Ours is an era that will live on through the history books, and perhaps through enduring transformations for humanity. And right now, ours is a time of erupting change, much more for many than for me, although I feel my ground shaking, too.
I live in a large retirement community, a place that has been my home since my 62nd birthday, the age of eligibility, when I moved in to be with my mother, Doris. We had two-and-a-half blessed years together in our little apartment, where I have remained. Because I am healthy and active, I might not have moved to the community if my mother had not already been here, but I would not give up a second of the time Mother and I had together, and I do not consider moving now. Here I have found a community of dear friends, including a friend whom I consider my sister-friend because we are kindred spirits. Other than distant cousins I haven’t met, my living relatives are eight cousins who live hundreds of miles away. But here where I live, I have the gift of a sense of family and community, both of which have always been profoundly important to me.

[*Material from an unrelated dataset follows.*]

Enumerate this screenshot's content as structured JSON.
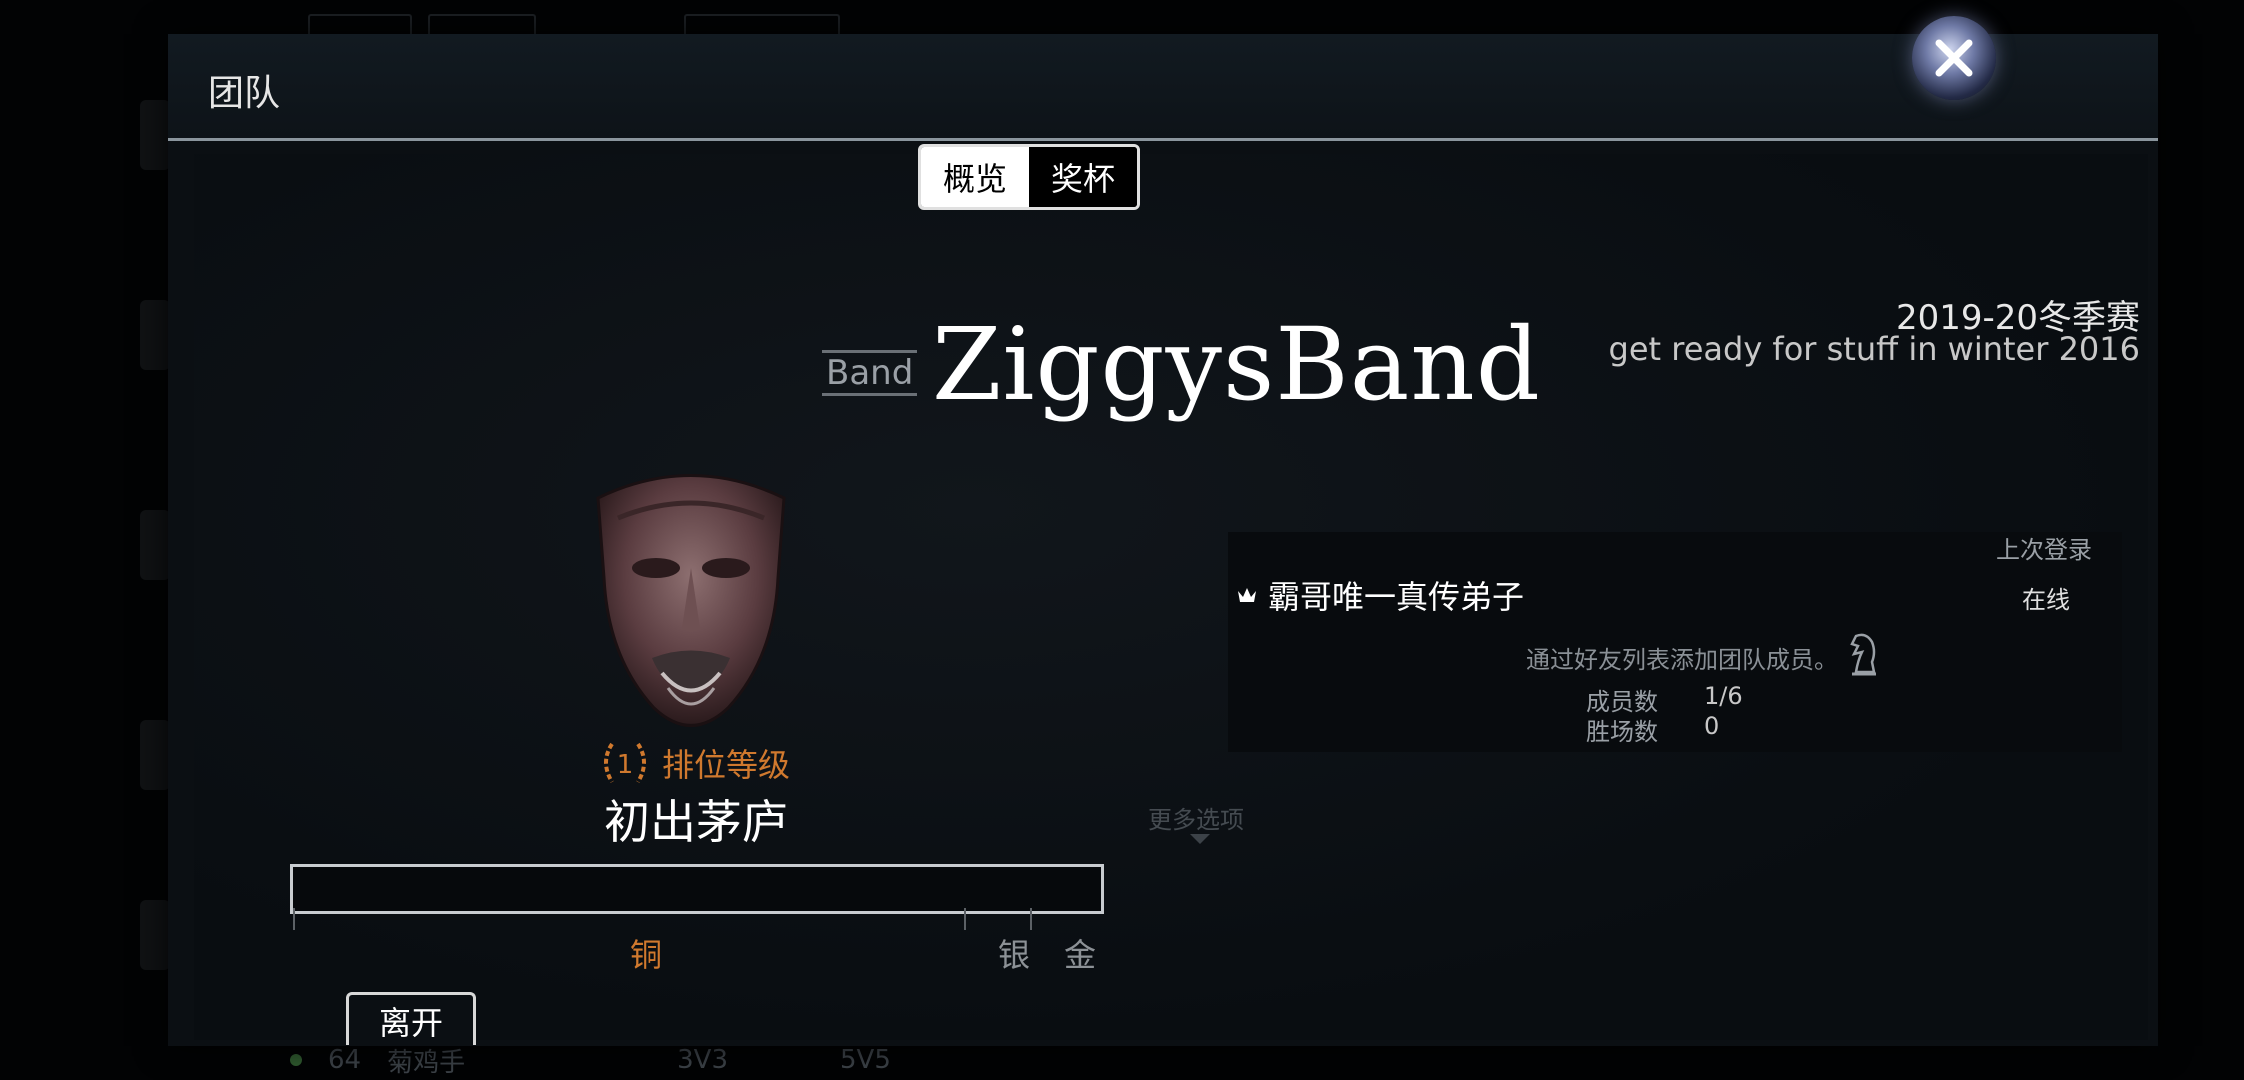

Following the Pennsylvania governor’s guidelines, we in our community had been asked a couple of weeks ago to avoid leaving the campus and to stay six feet apart from one another. Seeing some wiggle room there, my sister-friend and I were getting together late each afternoon to eat our dinner together, read things that inspire us, share our thoughts and feelings, and watch the news. We sat six-feet apart in my friend’s apartment, which is considerably larger than mine, and I wore vinyl gloves if I used her computer.
This past Saturday evening, March 28, my friend and I had finished eating and were listening to music on the television when a robocall came in to let everyone know that beginning the next day, Sunday, we needed to stay inside our own apartments for two weeks, at least. I cried a little, knowing that life was changing even more than it had already and that I would be missing seeing my friend. I had known in the back of my mind that becoming quarantined was probably inevitable, but meeting the reality was a little daunting.

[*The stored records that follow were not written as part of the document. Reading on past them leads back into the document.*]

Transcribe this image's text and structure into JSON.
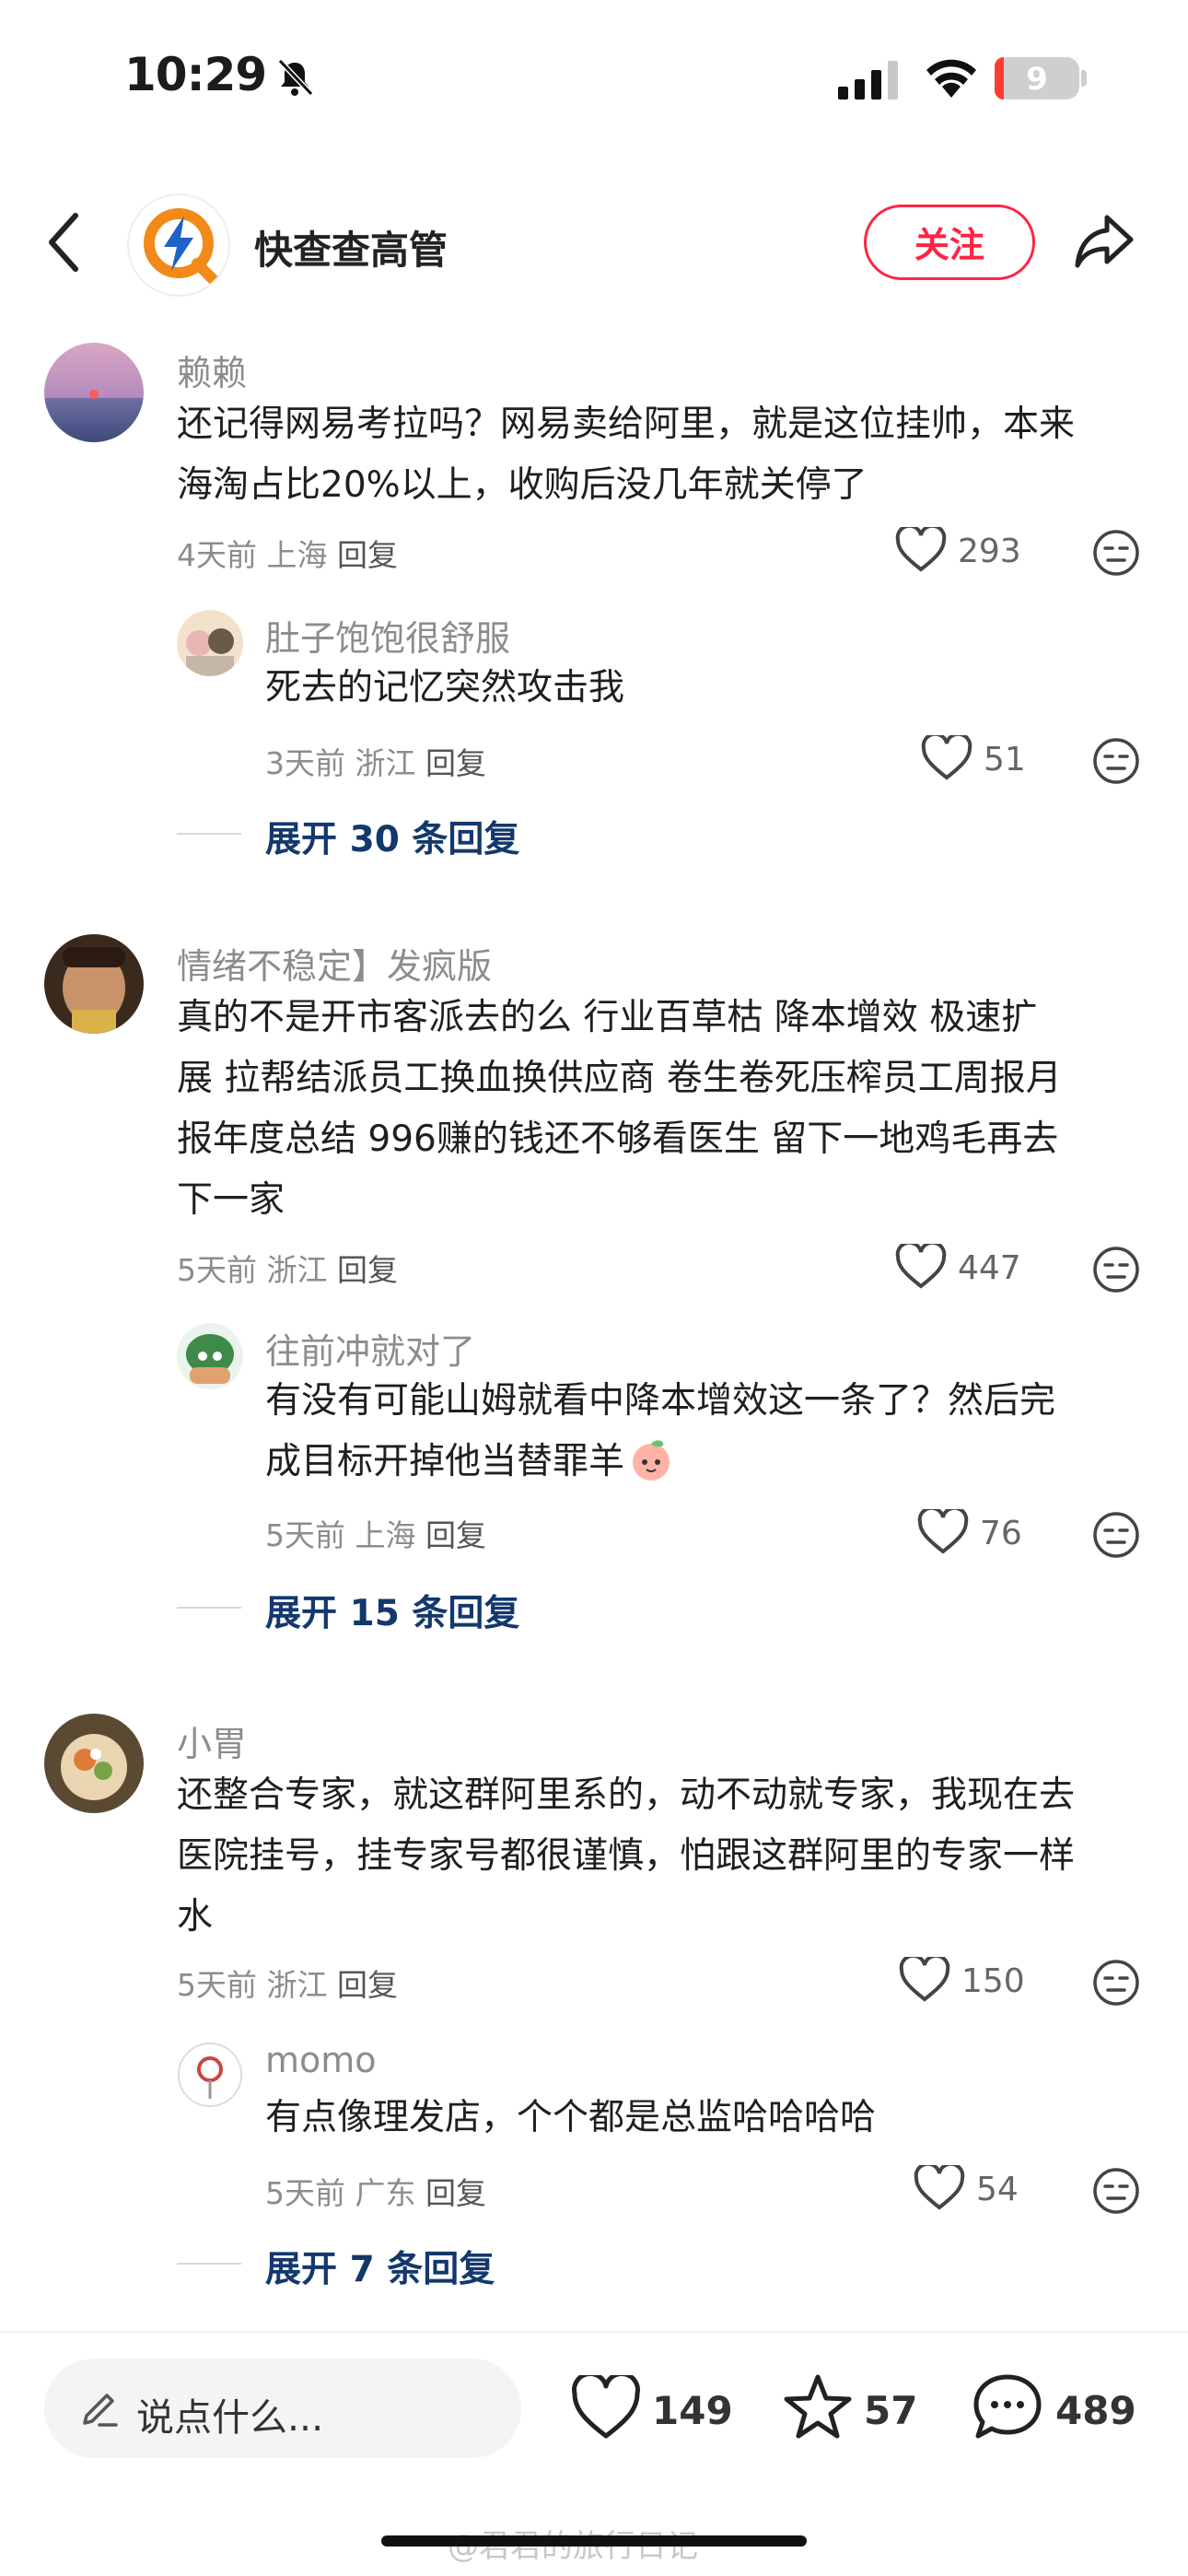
{
  "status": {
    "time": "10:29",
    "battery": "9"
  },
  "header": {
    "title": "快查查高管",
    "follow_label": "关注"
  },
  "comments": [
    {
      "name": "赖赖",
      "text_lines": [
        "还记得网易考拉吗？网易卖给阿里，就是这位挂帅，本来",
        "海淘占比20%以上，收购后没几年就关停了"
      ],
      "time": "4天前",
      "location": "上海",
      "reply_label": "回复",
      "likes": "293",
      "reply": {
        "name": "肚子饱饱很舒服",
        "text_lines": [
          "死去的记忆突然攻击我"
        ],
        "time": "3天前",
        "location": "浙江",
        "reply_label": "回复",
        "likes": "51"
      },
      "expand_label": "展开 30 条回复"
    },
    {
      "name": "情绪不稳定】发疯版",
      "text_lines": [
        "真的不是开市客派去的么  行业百草枯  降本增效  极速扩",
        "展  拉帮结派员工换血换供应商  卷生卷死压榨员工周报月",
        "报年度总结 996赚的钱还不够看医生 留下一地鸡毛再去",
        "下一家"
      ],
      "time": "5天前",
      "location": "浙江",
      "reply_label": "回复",
      "likes": "447",
      "reply": {
        "name": "往前冲就对了",
        "text_lines": [
          "有没有可能山姆就看中降本增效这一条了？然后完",
          "成目标开掉他当替罪羊"
        ],
        "time": "5天前",
        "location": "上海",
        "reply_label": "回复",
        "likes": "76"
      },
      "expand_label": "展开 15 条回复"
    },
    {
      "name": "小胃",
      "text_lines": [
        "还整合专家，就这群阿里系的，动不动就专家，我现在去",
        "医院挂号，挂专家号都很谨慎，怕跟这群阿里的专家一样",
        "水"
      ],
      "time": "5天前",
      "location": "浙江",
      "reply_label": "回复",
      "likes": "150",
      "reply": {
        "name": "momo",
        "text_lines": [
          "有点像理发店，个个都是总监哈哈哈哈"
        ],
        "time": "5天前",
        "location": "广东",
        "reply_label": "回复",
        "likes": "54"
      },
      "expand_label": "展开 7 条回复"
    }
  ],
  "bottom": {
    "input_placeholder": "说点什么...",
    "likes": "149",
    "stars": "57",
    "comments": "489"
  },
  "watermark": "@君君的旅行日记"
}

But now I have a better sense of what people in countries such as Italy, Spain, and China have faced and are facing, and how it is for New Yorkers. At the same time, I realize that I am profoundly blessed. We’ve had one case of the virus in our community, but my friends and I are well, as are my cousins in the South. I am active—able to jump around in front of the TV to get my exercise—have lots of interests, and best of all, can talk by phone with my friends nearby and in distant points. Facebook helps me to feel connected with my international friends, including the several living in Italy.
But even in our community, where the employees are delivering meals, helping folks figure out how to walk their dogs, planning to deliver mail, even willing to drop off a needed roll of toilet paper, some of the residents are less able than I am to deal with the challenges. Our community director and medical director hold regular call-in shows on our closed-circuit television station, and on Sunday, the first day of the quarantine, a woman called in who was clearly having a full-blown anxiety attack. And again, all of us here are the fortunate ones compared to what so many are suffering.

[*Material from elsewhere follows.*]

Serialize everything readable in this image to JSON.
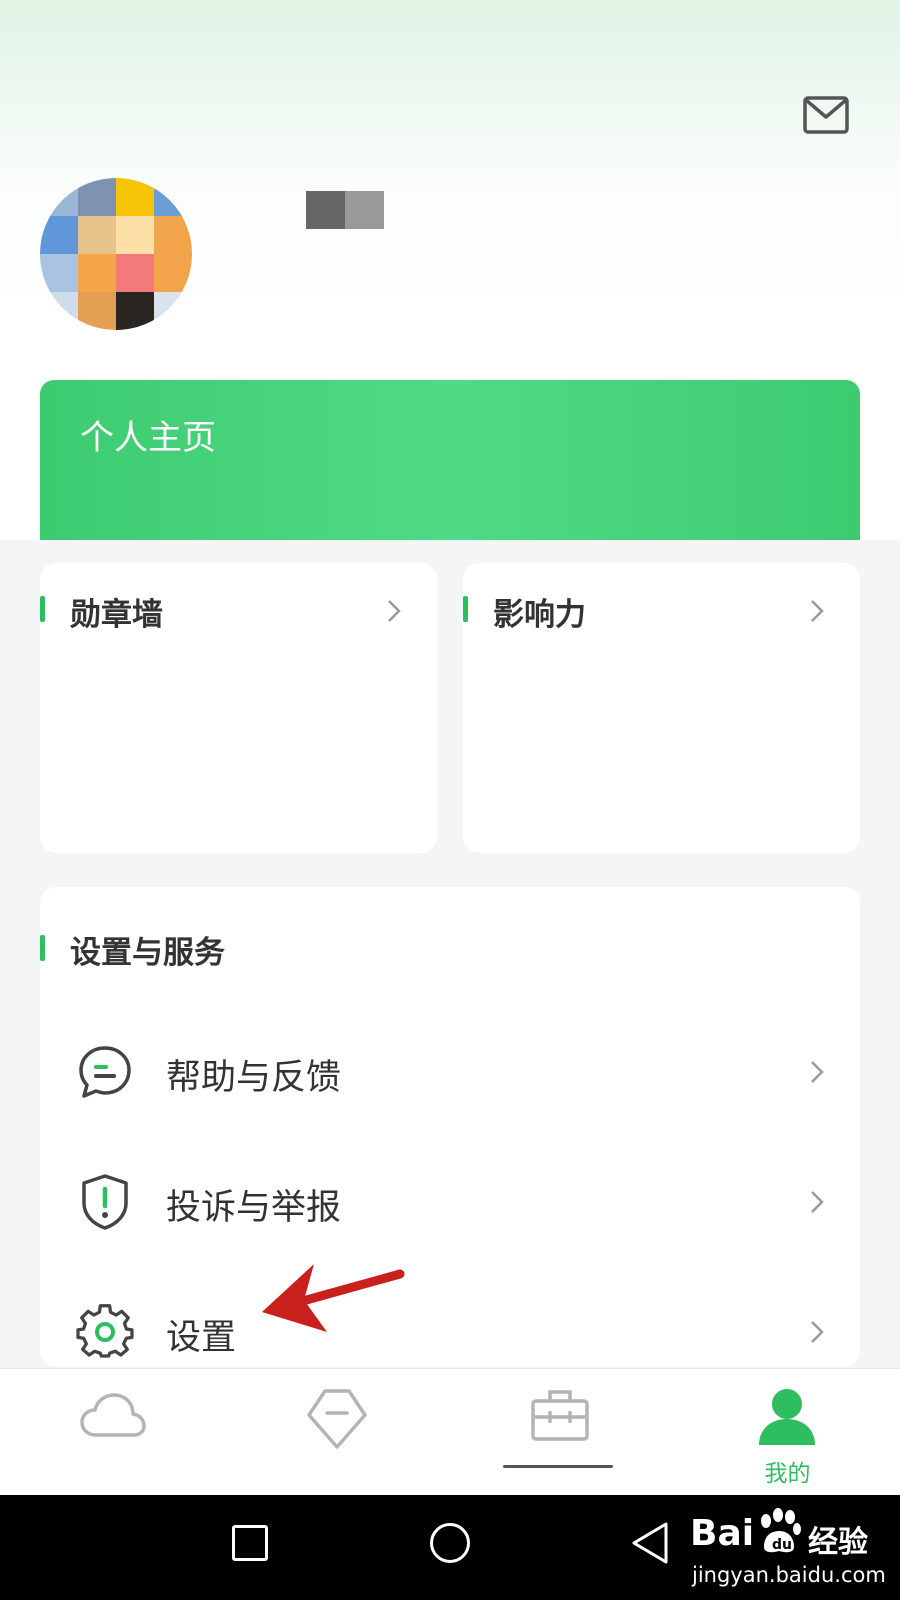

After the worst of the coronavirus has passed, what will remain of the changes we are making now to try to rid the world of the virus? Will we continue to be kinder and more helpful to one another, more grateful for all we have and to those who risk their own wellbeing to serve, more attentive to the needs of the Earth and Nature? To what extent will we return to so-called normal? Whatever the answers to these questions, I will mark this past Saturday night, March 28, 2020, as the night I fully became part, in my small way, of the world’s shared efforts to stop COVID-19.
And Saturday, March 28, 2020, would have been my father’s 100th birthday. On March 11, the second-to-last day that I was out and about, I attended a one-day retreat at the nearby Franciscan Spiritual Center with my sister-friend. The retreat included time for silent meditation. During the first quiet time, I clearly saw in my mind my parents reaching out to me in love. I believe they were expressing their understanding of what the world was facing and of the experiences about to reach my friends, neighbors, and me. They were saying, I think, “We are with you.” I believe they are. And I believe that all human beings have love reaching out to them from the other side. I wish that everyone could also know the sense of love and comfort that I am blessed to find inside my everyday life.